![]()
Jakarta|
Komandan Kodiklatad Letjen TNI Dr. Mohamad Hasan, S.H., M.H., menjadi narasumber dalam kegiatan Dialog Strategis TNI AL yang dipimpin langsung oleh Kepala Staf Angkatan Laut (Kasal) Laksamana TNI Dr. Muhammad Ali, S.E., M.M., M.Tr.Opsla, bertempat di Wisma Elang Laut, Menteng, Jakarta Pusat, Selasa (9/6/2026).
Kegiatan yang mengusung tema “Gerilya Modern Sebagai Metode Efektif Perang Berlarut Dalam Kerangka Strategi Pertahanan Defensif Aktif” ini diikuti oleh 286 peserta secara tatap muka maupun daring. Turut hadir dalam kegiatan tersebut Kasal beserta Pejabat Utama Mabesal, Pangkostrad, Asops Koopshanudas, Koorsahli Panglima TNI, Asops Panglima TNI, Koorsahli Kasad, Pangkoopsud TNI AU, Koorsahli Kasau, Dirdok dan Dirlat Kodiklatad, Kadepstra Sesko TNI serta pejabat terkait dari Kemenko Polkam, Lemhanas dan Bakamla.

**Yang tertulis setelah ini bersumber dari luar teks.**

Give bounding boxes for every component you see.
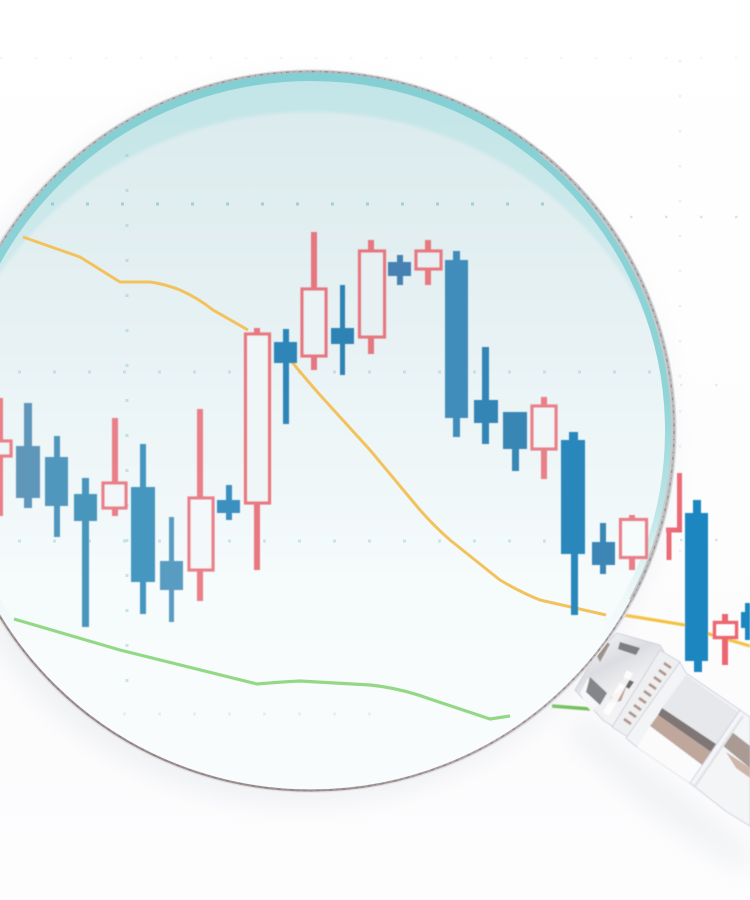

Dalam paparannya, Dankodiklatad menekankan pentingnya operasi perlawanan wilayah darat sebagai bagian dari strategi perang berlarut yang berlandaskan Sishankamrata. Beliau menjelaskan bahwa perang gerilya modern tidak hanya mengandalkan kekuatan militer, tetapi juga memadukan pembinaan teritorial, pemanfaatan teknologi, penguasaan ruang informasi serta pelibatan seluruh komponen bangsa. Beliau juga menegaskan perlunya perubahan pola pikir prajurit untuk mampu menghadapi peperangan asimetris melalui mobilitas tinggi, penguasaan medan, operasi satuan kecil dan sinergi antara kekuatan tempur dengan kekuatan kewilayahan dalam menyiapkan ruang, alat dan kondisi juang.
Kehadiran Dankodiklatad dalam forum strategis ini diharapkan dapat memperkuat sinergi antar matra dalam merumuskan konsep pertahanan yang adaptif terhadap perkembangan lingkungan strategis, sekaligus memperkaya pemahaman para peserta mengenai implementasi gerilya modern sebagai bagian dari strategi pertahanan nasional yang efektif dan berkelanjutan.